First consider the determinant:

$$D_n(x)=\begin{vmatrix} \frac1{1!}x&\cdots&\cdots&\frac1{n!}x^n\\ \vdots&&&\vdots\\ \vdots&&&\vdots\\ \frac1{n!}x^n&\cdots&\cdots&\frac1{(2n-1)!}x^{2n-1} \end{vmatrix}. $$

Then derive it $n^2$ times, it yields with some multiplicity, the triangular determinant: $$\begin{vmatrix} 0 & \dots & & 0 & 1\\ \vdots & & & 1 & x\\ \vdots & & & & \vdots\\ 0 & 1 & \dots & & \frac1{(n-2)!}x^{n-2}\\ 1 & x & \dots & \frac1{(n-2)!}x^{n-2} & \frac1{(n-1)!}x^{n-1}\\ \end{vmatrix}=(-1)^{n(n-1)/2}. $$

The multiplicity is the multidimensionnal ballot number from $(0,1,\dots,n-1)$ to $(n,n+1,\dots,2n-1)$: $$\frac{(n^2)!(n!!)^2}{(2n)!!}$$ where $n!!=\prod_{k=0}^{n-1}(k!)$. (Ref. in Nathanson, Additive Combinatorics)
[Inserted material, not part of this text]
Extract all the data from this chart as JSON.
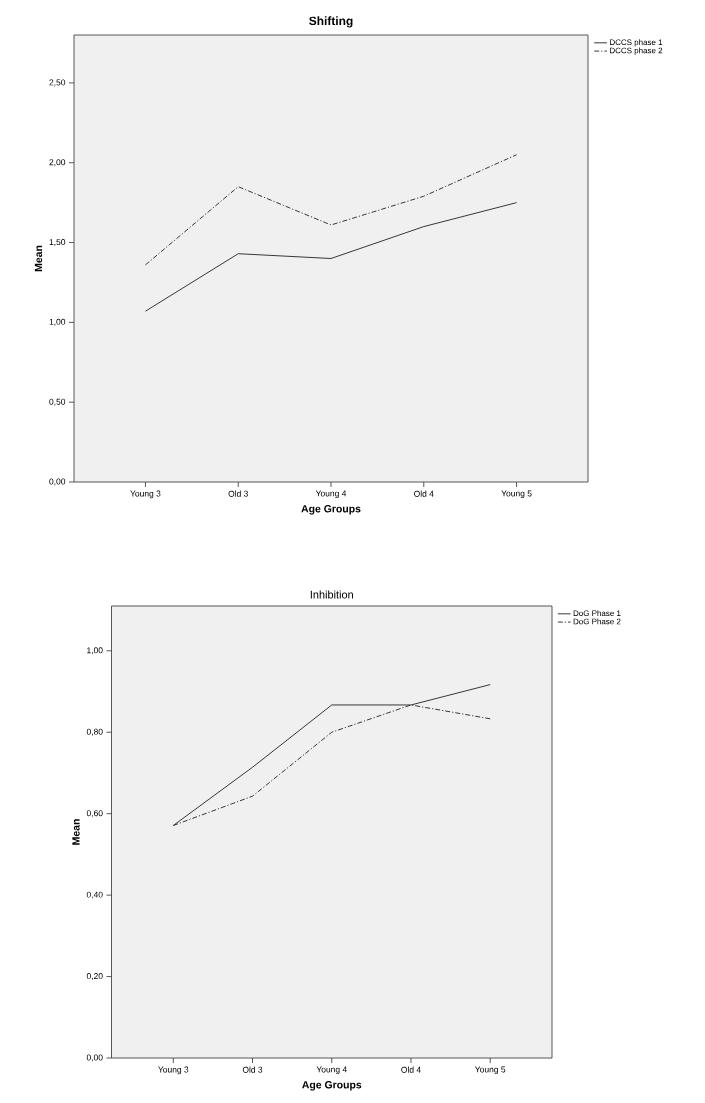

So we deduce that $$D_n(x)=(-1)^{n(n-1)/2}\frac{(n^2)!(n!!)^2}{(2n)!!}\frac1{(n^2)!}x^{n^2}=(-1)^{n(n-1)/2}\frac{(n!!)^2}{(2n)!!}x^{n^2},$$

and finally $$D_n=(-1)^{n(n-1)/2}\frac{(n!!)^2}{(2n)!!}=(-1)^{n(n-1)/2}\prod_{i=0}^{n-1}\frac{i!}{(n+i)!},$$ and therefore: $$|D_n|\leq \frac1{(n!)^n}$$

I skipped some details and there may be simpler proofs, but you got the expression that I checked for $n=2,3$.